Cox found her voice in public service and leadership as a former opinion editor of the MSU Exponent, where she had the opportunity to editorialize relevant topics to MSU while also working as an advocate of the Voice Center, where she learned to serve the public. Furthermore, her time on the Youth Justice Council for the Montana Board of Crime Control inspired her to become an advocate for mental health.
Cox’s success did not come without personal hardships along the way. “It’s those difficult experiences that inform how I lead and how I serve, and how I want to help shape our society for people who may not be as privileged as I am,” she saidCox hopes to go to Georgetown University and pursue a degree in biomedical science policy advocacy, which is the only degree like it in the country. “I want to live in a world where our identities don’t determine our opportunities, [which is why] I want to focus on mental health care advocacy,” said Cox.

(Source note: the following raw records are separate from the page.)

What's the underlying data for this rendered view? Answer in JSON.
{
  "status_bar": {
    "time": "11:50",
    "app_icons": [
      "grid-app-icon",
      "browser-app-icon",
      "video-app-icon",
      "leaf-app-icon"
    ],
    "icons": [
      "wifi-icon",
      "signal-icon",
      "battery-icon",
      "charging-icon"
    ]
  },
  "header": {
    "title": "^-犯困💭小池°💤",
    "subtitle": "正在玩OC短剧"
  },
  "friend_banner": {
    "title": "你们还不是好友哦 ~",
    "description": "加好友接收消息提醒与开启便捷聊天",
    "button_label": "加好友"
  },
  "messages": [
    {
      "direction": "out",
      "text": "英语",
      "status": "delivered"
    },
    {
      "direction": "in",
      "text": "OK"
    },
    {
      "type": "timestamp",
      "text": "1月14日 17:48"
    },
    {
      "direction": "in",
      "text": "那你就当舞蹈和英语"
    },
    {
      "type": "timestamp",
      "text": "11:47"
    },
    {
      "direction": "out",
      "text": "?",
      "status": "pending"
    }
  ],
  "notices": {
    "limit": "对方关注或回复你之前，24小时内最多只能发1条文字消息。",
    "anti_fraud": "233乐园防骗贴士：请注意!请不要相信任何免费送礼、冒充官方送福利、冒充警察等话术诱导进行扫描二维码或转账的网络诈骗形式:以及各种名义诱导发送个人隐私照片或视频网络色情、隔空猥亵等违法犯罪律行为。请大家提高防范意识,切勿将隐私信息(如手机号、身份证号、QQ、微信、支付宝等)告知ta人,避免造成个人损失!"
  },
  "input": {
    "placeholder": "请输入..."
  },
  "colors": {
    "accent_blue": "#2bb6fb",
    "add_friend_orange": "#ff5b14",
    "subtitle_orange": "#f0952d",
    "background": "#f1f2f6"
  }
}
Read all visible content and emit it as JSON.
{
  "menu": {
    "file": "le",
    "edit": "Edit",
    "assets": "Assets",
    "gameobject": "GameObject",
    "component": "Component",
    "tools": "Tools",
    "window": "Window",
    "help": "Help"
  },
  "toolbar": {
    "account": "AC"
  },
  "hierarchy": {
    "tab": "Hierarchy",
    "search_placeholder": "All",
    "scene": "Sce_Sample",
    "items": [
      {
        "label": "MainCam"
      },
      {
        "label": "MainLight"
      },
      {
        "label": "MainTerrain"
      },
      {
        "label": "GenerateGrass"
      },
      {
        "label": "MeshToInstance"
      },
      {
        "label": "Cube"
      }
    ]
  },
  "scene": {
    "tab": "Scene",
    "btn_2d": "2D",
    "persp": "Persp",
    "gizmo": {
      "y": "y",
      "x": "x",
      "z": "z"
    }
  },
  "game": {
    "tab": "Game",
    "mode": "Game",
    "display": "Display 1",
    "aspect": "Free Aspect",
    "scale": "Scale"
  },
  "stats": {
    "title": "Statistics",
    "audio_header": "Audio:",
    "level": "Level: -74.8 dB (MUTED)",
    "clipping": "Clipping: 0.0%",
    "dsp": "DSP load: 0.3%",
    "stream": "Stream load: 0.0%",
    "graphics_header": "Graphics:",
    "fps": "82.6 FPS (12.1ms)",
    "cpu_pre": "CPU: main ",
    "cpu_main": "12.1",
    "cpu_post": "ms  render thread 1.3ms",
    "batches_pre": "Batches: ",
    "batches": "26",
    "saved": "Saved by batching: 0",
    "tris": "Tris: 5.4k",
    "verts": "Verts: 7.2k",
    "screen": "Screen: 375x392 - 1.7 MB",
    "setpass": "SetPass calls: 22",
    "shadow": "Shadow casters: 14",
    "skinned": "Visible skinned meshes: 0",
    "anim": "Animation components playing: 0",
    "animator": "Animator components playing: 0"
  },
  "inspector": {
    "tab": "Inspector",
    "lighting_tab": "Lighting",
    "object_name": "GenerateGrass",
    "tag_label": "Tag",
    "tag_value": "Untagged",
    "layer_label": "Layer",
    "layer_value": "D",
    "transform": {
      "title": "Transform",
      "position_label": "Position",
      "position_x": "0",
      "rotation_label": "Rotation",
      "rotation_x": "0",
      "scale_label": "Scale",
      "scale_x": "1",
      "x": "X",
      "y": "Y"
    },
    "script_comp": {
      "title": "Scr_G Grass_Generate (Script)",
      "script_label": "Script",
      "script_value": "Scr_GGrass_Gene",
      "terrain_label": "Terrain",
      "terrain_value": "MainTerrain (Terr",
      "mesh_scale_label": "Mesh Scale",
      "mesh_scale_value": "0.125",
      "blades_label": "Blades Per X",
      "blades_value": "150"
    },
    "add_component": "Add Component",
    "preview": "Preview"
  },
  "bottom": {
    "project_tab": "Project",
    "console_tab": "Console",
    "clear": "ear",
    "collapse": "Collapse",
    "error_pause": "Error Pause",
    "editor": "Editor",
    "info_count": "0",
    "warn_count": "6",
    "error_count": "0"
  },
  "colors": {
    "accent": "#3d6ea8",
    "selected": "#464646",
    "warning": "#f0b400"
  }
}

Cox said she and Hoffmann are excited to win together, and they may even be rooming together in D.C. after undergrad. Together, they founded the Science Policy Advocacy Network, which works to advocate for science-informed policy making at the university, local, state and federal levels of government. Both Cox and Hoffmann had many faculty mentors and friends that helped them along the way, including Ilse-Mari Lean, Ph.D., dean of the Honors College.